27. What does Lidiya say in her evidence? Firstly, she identifies the appellant but no question is put to her in this regard in her cross-examination. Then, she says of the appellant:
He caught me on my neck and told that if I open my mouth I shall be killed. I was scared and kept mum. He told me to remove my earrings and chain. I being scared removed my earrings and chain and gave it to him.
27.1. She reiterates this in her cross-examination and says that she saw the appellant for two minutes. The entire traumatic sequence of events would have been clearly etched in Lidiyas memory, even though it may taken only two minutes. And so, the only question put to her in cross-examination in this regard is You are deposing falsely that you saw A1 [the appellant]? which of course she denied.
28. We have considered the delay of about 6 years in recording the evidence of Lidiya, but are of the opinion that on a reading of her testimony the episode did not (understandably) fade away from her memory.
29. It is quite clear from the evidence of Lidiya, the absence of any meaningful cross-examination, the evidence given by the other witnesses and the recovery of gold ornaments from the possession of the appellant that the absence of the TIP makes no difference to the case of the prosecution or the identification of the appellant.
(ii) Testimony of a child witness:
30. This issue need not detain us for any length of time. It is true that Lidiya was about 11 years of age when the incident took place. However, her testimony was recorded, unfortunately, after a lapse of 6 years. She was, by then, no longer a child witness. That apart, her evidence is clear and unambiguous and nothing adverse could be elicited during her cross-examination. We see no merit in this contention advanced on behalf of the appellant.
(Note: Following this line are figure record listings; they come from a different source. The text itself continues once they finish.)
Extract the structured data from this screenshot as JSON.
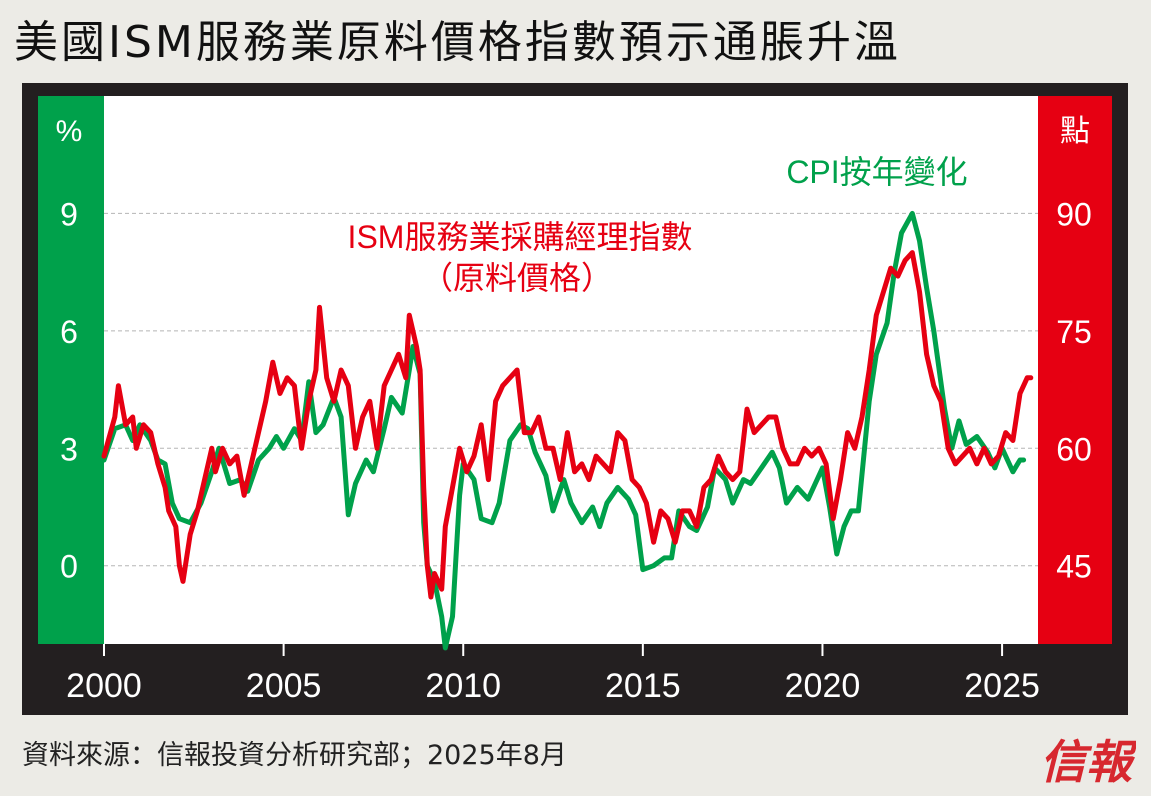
{
  "title": "美國ISM服務業原料價格指數預示通脹升溫",
  "footer": {
    "source": "資料來源：信報投資分析研究部；2025年8月"
  },
  "logo": {
    "text": "信報",
    "color": "#d7282f"
  },
  "colors": {
    "green": "#00a14b",
    "red": "#e60012",
    "background": "#ffffff",
    "frame": "#231f20"
  },
  "chart_data": {
    "type": "line",
    "left_axis": {
      "unit": "%",
      "ticks": [
        0,
        3,
        6,
        9
      ],
      "range": [
        -2,
        12
      ]
    },
    "right_axis": {
      "unit": "點",
      "ticks": [
        45,
        60,
        75,
        90
      ],
      "range": [
        35,
        105
      ]
    },
    "x_axis": {
      "ticks": [
        2000,
        2005,
        2010,
        2015,
        2020,
        2025
      ],
      "range": [
        2000.0,
        2026.0
      ]
    },
    "grid": true,
    "series": [
      {
        "name": "CPI按年變化",
        "axis": "left",
        "color": "#00a14b",
        "points": [
          [
            2000.0,
            2.7
          ],
          [
            2000.3,
            3.5
          ],
          [
            2000.6,
            3.6
          ],
          [
            2000.8,
            3.2
          ],
          [
            2001.0,
            3.6
          ],
          [
            2001.3,
            3.2
          ],
          [
            2001.5,
            2.7
          ],
          [
            2001.7,
            2.6
          ],
          [
            2001.9,
            1.6
          ],
          [
            2002.1,
            1.2
          ],
          [
            2002.4,
            1.1
          ],
          [
            2002.7,
            1.6
          ],
          [
            2003.0,
            2.4
          ],
          [
            2003.2,
            3.0
          ],
          [
            2003.5,
            2.1
          ],
          [
            2003.8,
            2.2
          ],
          [
            2004.0,
            1.9
          ],
          [
            2004.3,
            2.7
          ],
          [
            2004.6,
            3.0
          ],
          [
            2004.8,
            3.3
          ],
          [
            2005.0,
            3.0
          ],
          [
            2005.3,
            3.5
          ],
          [
            2005.5,
            3.2
          ],
          [
            2005.7,
            4.7
          ],
          [
            2005.9,
            3.4
          ],
          [
            2006.1,
            3.6
          ],
          [
            2006.4,
            4.3
          ],
          [
            2006.6,
            3.8
          ],
          [
            2006.8,
            1.3
          ],
          [
            2007.0,
            2.1
          ],
          [
            2007.3,
            2.7
          ],
          [
            2007.5,
            2.4
          ],
          [
            2007.8,
            3.5
          ],
          [
            2008.0,
            4.3
          ],
          [
            2008.3,
            3.9
          ],
          [
            2008.5,
            5.0
          ],
          [
            2008.6,
            5.6
          ],
          [
            2008.8,
            4.9
          ],
          [
            2008.9,
            1.1
          ],
          [
            2009.0,
            0.0
          ],
          [
            2009.2,
            -0.4
          ],
          [
            2009.4,
            -1.3
          ],
          [
            2009.5,
            -2.1
          ],
          [
            2009.7,
            -1.3
          ],
          [
            2009.9,
            1.8
          ],
          [
            2010.0,
            2.6
          ],
          [
            2010.3,
            2.2
          ],
          [
            2010.5,
            1.2
          ],
          [
            2010.8,
            1.1
          ],
          [
            2011.0,
            1.6
          ],
          [
            2011.3,
            3.2
          ],
          [
            2011.6,
            3.6
          ],
          [
            2011.8,
            3.5
          ],
          [
            2012.0,
            2.9
          ],
          [
            2012.3,
            2.3
          ],
          [
            2012.5,
            1.4
          ],
          [
            2012.8,
            2.2
          ],
          [
            2013.0,
            1.6
          ],
          [
            2013.3,
            1.1
          ],
          [
            2013.6,
            1.5
          ],
          [
            2013.8,
            1.0
          ],
          [
            2014.0,
            1.6
          ],
          [
            2014.3,
            2.0
          ],
          [
            2014.6,
            1.7
          ],
          [
            2014.8,
            1.3
          ],
          [
            2015.0,
            -0.1
          ],
          [
            2015.3,
            0.0
          ],
          [
            2015.6,
            0.2
          ],
          [
            2015.8,
            0.2
          ],
          [
            2016.0,
            1.4
          ],
          [
            2016.3,
            1.0
          ],
          [
            2016.5,
            0.9
          ],
          [
            2016.8,
            1.5
          ],
          [
            2017.0,
            2.5
          ],
          [
            2017.3,
            2.2
          ],
          [
            2017.5,
            1.6
          ],
          [
            2017.8,
            2.2
          ],
          [
            2018.0,
            2.1
          ],
          [
            2018.3,
            2.5
          ],
          [
            2018.6,
            2.9
          ],
          [
            2018.8,
            2.5
          ],
          [
            2019.0,
            1.6
          ],
          [
            2019.3,
            2.0
          ],
          [
            2019.6,
            1.7
          ],
          [
            2019.8,
            2.1
          ],
          [
            2020.0,
            2.5
          ],
          [
            2020.2,
            1.5
          ],
          [
            2020.4,
            0.3
          ],
          [
            2020.6,
            1.0
          ],
          [
            2020.8,
            1.4
          ],
          [
            2021.0,
            1.4
          ],
          [
            2021.3,
            4.2
          ],
          [
            2021.5,
            5.4
          ],
          [
            2021.8,
            6.2
          ],
          [
            2022.0,
            7.5
          ],
          [
            2022.2,
            8.5
          ],
          [
            2022.5,
            9.0
          ],
          [
            2022.7,
            8.3
          ],
          [
            2022.9,
            7.1
          ],
          [
            2023.1,
            6.0
          ],
          [
            2023.4,
            4.0
          ],
          [
            2023.6,
            3.0
          ],
          [
            2023.8,
            3.7
          ],
          [
            2024.0,
            3.1
          ],
          [
            2024.3,
            3.3
          ],
          [
            2024.6,
            2.9
          ],
          [
            2024.8,
            2.5
          ],
          [
            2025.0,
            3.0
          ],
          [
            2025.3,
            2.4
          ],
          [
            2025.5,
            2.7
          ],
          [
            2025.6,
            2.7
          ]
        ]
      },
      {
        "name": "ISM服務業採購經理指數（原料價格）",
        "label_lines": [
          "ISM服務業採購經理指數",
          "（原料價格）"
        ],
        "axis": "right",
        "color": "#e60012",
        "points": [
          [
            2000.0,
            59.0
          ],
          [
            2000.3,
            64.0
          ],
          [
            2000.4,
            68.0
          ],
          [
            2000.6,
            63.0
          ],
          [
            2000.8,
            64.0
          ],
          [
            2000.9,
            60.0
          ],
          [
            2001.1,
            63.0
          ],
          [
            2001.3,
            62.0
          ],
          [
            2001.5,
            58.0
          ],
          [
            2001.7,
            55.0
          ],
          [
            2001.8,
            52.0
          ],
          [
            2002.0,
            50.0
          ],
          [
            2002.1,
            45.0
          ],
          [
            2002.2,
            43.0
          ],
          [
            2002.4,
            49.0
          ],
          [
            2002.6,
            52.0
          ],
          [
            2002.8,
            56.0
          ],
          [
            2003.0,
            60.0
          ],
          [
            2003.1,
            57.0
          ],
          [
            2003.3,
            60.0
          ],
          [
            2003.5,
            58.0
          ],
          [
            2003.7,
            59.0
          ],
          [
            2003.9,
            54.0
          ],
          [
            2004.1,
            58.0
          ],
          [
            2004.3,
            62.0
          ],
          [
            2004.5,
            66.0
          ],
          [
            2004.7,
            71.0
          ],
          [
            2004.9,
            67.0
          ],
          [
            2005.1,
            69.0
          ],
          [
            2005.3,
            68.0
          ],
          [
            2005.5,
            60.0
          ],
          [
            2005.7,
            66.0
          ],
          [
            2005.9,
            70.0
          ],
          [
            2006.0,
            78.0
          ],
          [
            2006.2,
            69.0
          ],
          [
            2006.4,
            66.0
          ],
          [
            2006.6,
            70.0
          ],
          [
            2006.8,
            68.0
          ],
          [
            2007.0,
            60.0
          ],
          [
            2007.2,
            64.0
          ],
          [
            2007.4,
            66.0
          ],
          [
            2007.6,
            60.0
          ],
          [
            2007.8,
            68.0
          ],
          [
            2008.0,
            70.0
          ],
          [
            2008.2,
            72.0
          ],
          [
            2008.4,
            69.0
          ],
          [
            2008.5,
            77.0
          ],
          [
            2008.7,
            73.0
          ],
          [
            2008.8,
            70.0
          ],
          [
            2008.9,
            55.0
          ],
          [
            2009.0,
            45.0
          ],
          [
            2009.1,
            41.0
          ],
          [
            2009.2,
            44.0
          ],
          [
            2009.4,
            42.0
          ],
          [
            2009.5,
            50.0
          ],
          [
            2009.7,
            55.0
          ],
          [
            2009.9,
            60.0
          ],
          [
            2010.1,
            57.0
          ],
          [
            2010.3,
            59.0
          ],
          [
            2010.5,
            63.0
          ],
          [
            2010.7,
            56.0
          ],
          [
            2010.9,
            66.0
          ],
          [
            2011.1,
            68.0
          ],
          [
            2011.3,
            69.0
          ],
          [
            2011.5,
            70.0
          ],
          [
            2011.7,
            62.0
          ],
          [
            2011.9,
            62.0
          ],
          [
            2012.1,
            64.0
          ],
          [
            2012.3,
            60.0
          ],
          [
            2012.5,
            60.0
          ],
          [
            2012.7,
            56.0
          ],
          [
            2012.9,
            62.0
          ],
          [
            2013.1,
            57.0
          ],
          [
            2013.3,
            58.0
          ],
          [
            2013.5,
            56.0
          ],
          [
            2013.7,
            59.0
          ],
          [
            2013.9,
            58.0
          ],
          [
            2014.1,
            57.0
          ],
          [
            2014.3,
            62.0
          ],
          [
            2014.5,
            61.0
          ],
          [
            2014.7,
            56.0
          ],
          [
            2014.9,
            55.0
          ],
          [
            2015.1,
            53.0
          ],
          [
            2015.3,
            48.0
          ],
          [
            2015.5,
            52.0
          ],
          [
            2015.7,
            51.0
          ],
          [
            2015.9,
            48.0
          ],
          [
            2016.1,
            52.0
          ],
          [
            2016.3,
            52.0
          ],
          [
            2016.5,
            50.0
          ],
          [
            2016.7,
            55.0
          ],
          [
            2016.9,
            56.0
          ],
          [
            2017.1,
            59.0
          ],
          [
            2017.3,
            57.0
          ],
          [
            2017.5,
            56.0
          ],
          [
            2017.7,
            57.0
          ],
          [
            2017.9,
            65.0
          ],
          [
            2018.1,
            62.0
          ],
          [
            2018.3,
            63.0
          ],
          [
            2018.5,
            64.0
          ],
          [
            2018.7,
            64.0
          ],
          [
            2018.9,
            60.0
          ],
          [
            2019.1,
            58.0
          ],
          [
            2019.3,
            58.0
          ],
          [
            2019.5,
            60.0
          ],
          [
            2019.7,
            59.0
          ],
          [
            2019.9,
            60.0
          ],
          [
            2020.1,
            58.0
          ],
          [
            2020.3,
            51.0
          ],
          [
            2020.5,
            56.0
          ],
          [
            2020.7,
            62.0
          ],
          [
            2020.9,
            60.0
          ],
          [
            2021.1,
            64.0
          ],
          [
            2021.3,
            70.0
          ],
          [
            2021.5,
            77.0
          ],
          [
            2021.7,
            80.0
          ],
          [
            2021.9,
            83.0
          ],
          [
            2022.1,
            82.0
          ],
          [
            2022.3,
            84.0
          ],
          [
            2022.5,
            85.0
          ],
          [
            2022.7,
            80.0
          ],
          [
            2022.9,
            72.0
          ],
          [
            2023.1,
            68.0
          ],
          [
            2023.3,
            66.0
          ],
          [
            2023.5,
            60.0
          ],
          [
            2023.7,
            58.0
          ],
          [
            2023.9,
            59.0
          ],
          [
            2024.1,
            60.0
          ],
          [
            2024.3,
            58.0
          ],
          [
            2024.5,
            60.0
          ],
          [
            2024.7,
            58.0
          ],
          [
            2024.9,
            59.0
          ],
          [
            2025.1,
            62.0
          ],
          [
            2025.3,
            61.0
          ],
          [
            2025.5,
            67.0
          ],
          [
            2025.7,
            69.0
          ],
          [
            2025.8,
            69.0
          ]
        ]
      }
    ]
  }
}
(iii) Murderous intent of the appellant:
31. Looking to the overall facts of the case, we see no reason to disagree with the concurrent view of the Trial Court and the High Court that the appellant is guilty of murder. If a frail old woman aged about 90 years is dragged down from her cot and beaten on the head with a wall clock, it is not difficult to imagine what the consequences would be and surely the appellant would not be oblivious of them. There is no merit in the submission of learned counsel for the appellant that his client did not intend the death of Annamma or even did not know that his actions would result in her death.
32. However, it seems quite clear, and this was also the case of the prosecution, that the appellant had gone to the house of Jose son of Anthony for the purpose of committing a robbery. He did not go for the purpose of or with the intention to kill anybody. That he killed Annamma is unfortunate, but the house trespass was for the purpose of committing a robbery and not for the purpose of committing an offence punishable with death. Under the circumstances, in our opinion, it would not be proper to convict the appellant for an offence punishable under Section 449 of the IPC. To this extent, therefore, his appeal must be allowed.
Result:
33. There is no merit in this appeal to the extent of the appellants conviction and sentence for offences punishable under Section 397 and Section 302 of the IPC. Accordingly, it is dismissed in this regard. However, the appeal is allowed to the extent that no offence punishable under Section 449 of the IPC has been made out against the appellant.